Intel Starts Shipping ACM-G10-Powered Arctic Sound-M GPUs
Intel announced this week that it has started shipping its Arctic Sound-M graphics and video transcoding cards for data centers. The board utilizes Intel’s “Big Arc Alchemist” ACM-G10 GPU. This chip will power Intel’s upcoming high-performance mainstream and high-end Arc A500 and Arc A700 series of gamer graphics boards.
“Intel Data Center GPUs, codenamed Arctic Sound-M, are now shipping,” Intel said in a statement. twitter (Opens in a new tab) read. “This open and flexible GPU supports a wide variety of workloads, including cloud gaming and media streaming. We can’t wait to see your innovative solutions come to life!”
Intel’s codenamed Arctic Sound-M graphics and data center video transcoding card uses the ACM-G10 GPU with up to 32 Xe cores (equivalent to up to 4,096 stream processors) and 16GB of memory. increase. Intel’s ACM-G10 graphics processor can handle transcoding up to 8 simultaneous 4K video streams, rendering 30+ 1080p streams, and 40+ game streams. As a bonus, Intel’s high-end Arc Alchemist GPUs also support XMX instructions, which can speed up AI inference workloads.
It’s unclear which company will get Intel’s new Arctic Sound-M graphics and video transcoding boards. Still, we’re talking about the usual cloud suspects that offer streaming services for games and videos.
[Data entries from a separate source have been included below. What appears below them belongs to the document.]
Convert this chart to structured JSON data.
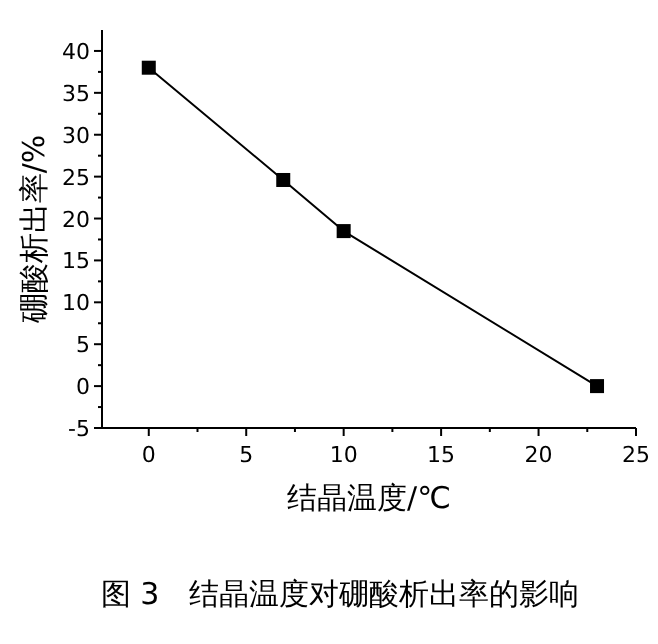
{
  "chart_data": {
    "type": "line",
    "xlabel": "结晶温度/℃",
    "ylabel": "硼酸析出率/%",
    "x": [
      0,
      6.9,
      10,
      23
    ],
    "series": [
      {
        "color": "#000000",
        "values": [
          38,
          24.6,
          18.5,
          0
        ]
      }
    ],
    "xlim": [
      -2.4,
      25
    ],
    "xticks": [
      0,
      5,
      10,
      15,
      20,
      25
    ],
    "ylim": [
      -5,
      42.5
    ],
    "yticks": [
      -5,
      0,
      5,
      10,
      15,
      20,
      25,
      30,
      35,
      40
    ],
    "marker": "square",
    "line_style": "solid",
    "grid": false,
    "annotations": [
      "图 3　结晶温度对硼酸析出率的影响"
    ]
  }
}
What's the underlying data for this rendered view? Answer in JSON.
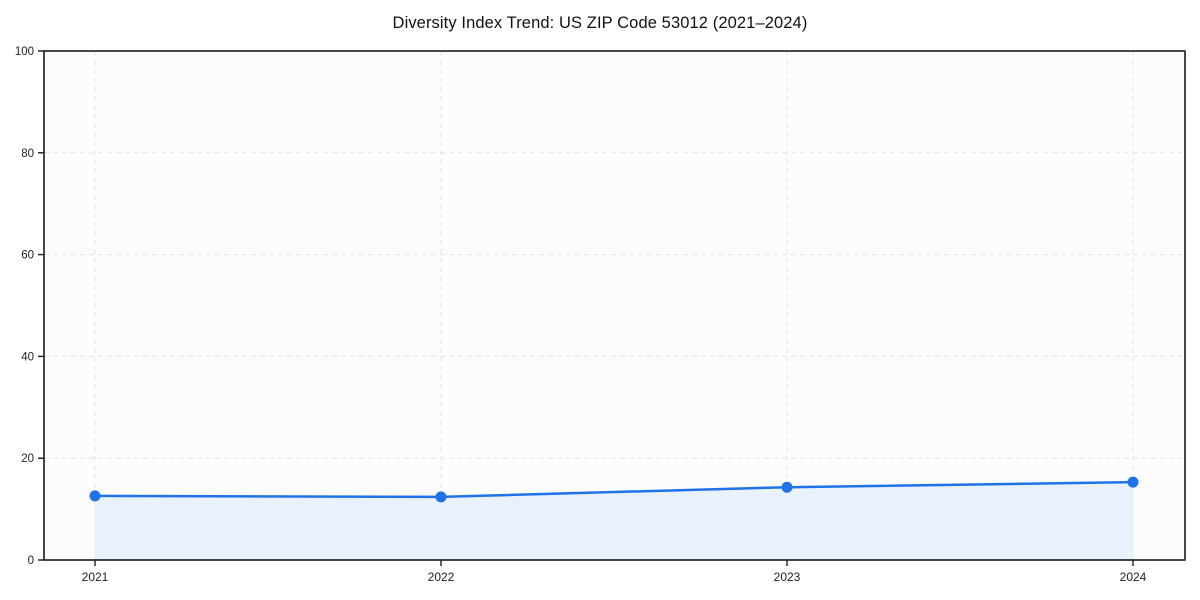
{
  "chart_data": {
    "type": "area",
    "title": "Diversity Index Trend: US ZIP Code 53012 (2021–2024)",
    "categories": [
      "2021",
      "2022",
      "2023",
      "2024"
    ],
    "series": [
      {
        "name": "Diversity Index",
        "values": [
          12.6,
          12.4,
          14.3,
          15.3
        ]
      }
    ],
    "xlabel": "",
    "ylabel": "",
    "ylim": [
      0,
      100
    ],
    "yticks": [
      0,
      20,
      40,
      60,
      80,
      100
    ],
    "grid": "dashed-both-axes",
    "legend": "none",
    "colors": {
      "line": "#1f72e8",
      "marker": "#1f72e8",
      "area_fill": "#e9f1fc",
      "grid": "#e4e4e4",
      "axis": "#1a1a1a",
      "tick_text": "#222222",
      "plot_bg": "#fcfcfd",
      "page_bg": "#ffffff"
    }
  }
}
A key takeaway from Intel’s Arctic Sound-M shipment is the company’s confidence that the drivers and software stack for its ACM-G10 graphics processor will work well in the data center. This basically means remote rendering some games as video transcoding. End users tend to have slightly different requirements as they play a more comprehensive range of games and use a wider range of applications. So while there is no direct correlation between data center readiness and end-user software, the former readiness is an overall good sign.
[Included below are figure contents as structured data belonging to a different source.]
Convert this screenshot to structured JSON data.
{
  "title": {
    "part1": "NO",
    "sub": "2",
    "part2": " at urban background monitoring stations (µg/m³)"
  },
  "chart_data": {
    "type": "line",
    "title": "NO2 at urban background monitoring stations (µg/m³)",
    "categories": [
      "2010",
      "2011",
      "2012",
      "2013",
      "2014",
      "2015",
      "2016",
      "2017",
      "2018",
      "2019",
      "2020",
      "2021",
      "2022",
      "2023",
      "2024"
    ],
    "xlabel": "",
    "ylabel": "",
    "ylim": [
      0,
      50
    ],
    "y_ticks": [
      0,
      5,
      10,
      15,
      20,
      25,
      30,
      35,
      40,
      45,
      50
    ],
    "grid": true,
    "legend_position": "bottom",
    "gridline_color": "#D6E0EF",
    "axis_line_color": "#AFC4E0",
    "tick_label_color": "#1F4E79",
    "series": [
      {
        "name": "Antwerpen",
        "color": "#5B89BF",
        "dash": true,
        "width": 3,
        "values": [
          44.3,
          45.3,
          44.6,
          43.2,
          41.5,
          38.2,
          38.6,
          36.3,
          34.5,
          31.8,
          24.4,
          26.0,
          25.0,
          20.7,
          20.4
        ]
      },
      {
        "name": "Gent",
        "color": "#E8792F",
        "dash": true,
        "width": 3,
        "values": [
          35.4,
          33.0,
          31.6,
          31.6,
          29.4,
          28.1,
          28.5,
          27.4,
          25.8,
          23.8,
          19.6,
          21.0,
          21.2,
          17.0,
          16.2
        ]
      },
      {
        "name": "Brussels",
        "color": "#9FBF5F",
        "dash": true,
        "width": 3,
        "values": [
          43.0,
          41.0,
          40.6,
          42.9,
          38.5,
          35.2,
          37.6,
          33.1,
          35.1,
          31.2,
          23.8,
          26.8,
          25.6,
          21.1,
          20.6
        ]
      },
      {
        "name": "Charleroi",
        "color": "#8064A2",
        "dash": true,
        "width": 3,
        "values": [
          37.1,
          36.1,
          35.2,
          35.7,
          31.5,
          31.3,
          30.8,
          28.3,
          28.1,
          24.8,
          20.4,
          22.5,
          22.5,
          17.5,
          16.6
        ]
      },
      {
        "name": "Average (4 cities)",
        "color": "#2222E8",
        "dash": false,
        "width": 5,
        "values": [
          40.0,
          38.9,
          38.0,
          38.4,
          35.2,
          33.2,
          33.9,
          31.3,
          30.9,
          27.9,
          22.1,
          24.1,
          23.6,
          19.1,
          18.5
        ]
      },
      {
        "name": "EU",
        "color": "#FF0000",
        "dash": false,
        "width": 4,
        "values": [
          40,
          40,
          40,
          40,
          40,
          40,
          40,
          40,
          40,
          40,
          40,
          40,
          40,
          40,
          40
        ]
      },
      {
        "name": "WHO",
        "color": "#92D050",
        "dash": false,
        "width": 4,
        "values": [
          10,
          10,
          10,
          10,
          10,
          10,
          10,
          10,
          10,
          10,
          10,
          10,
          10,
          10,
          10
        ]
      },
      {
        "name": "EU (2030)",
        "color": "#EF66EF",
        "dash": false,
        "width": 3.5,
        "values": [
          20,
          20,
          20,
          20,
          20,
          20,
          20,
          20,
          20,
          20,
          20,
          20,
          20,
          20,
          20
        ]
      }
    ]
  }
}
Intel’s Arctic Sound-M family also includes the company’s high-density multi-purpose Arctic Sound-M boards with two “tiny” ACM-G11 GPUs that can serve the same purpose as the single-chip ones. Note that Intel’s point on Twitter is that they are talking about a specific product because they intentionally feature single-chip cards. Unfortunately, I don’t know if Intel is shipping a multi-purpose dual-chip Arctic Sound-M. Still, we can speculate that customers already using Intel’s server GPUs based on the two Iris Xe discrete GPUs may be interested in its successor.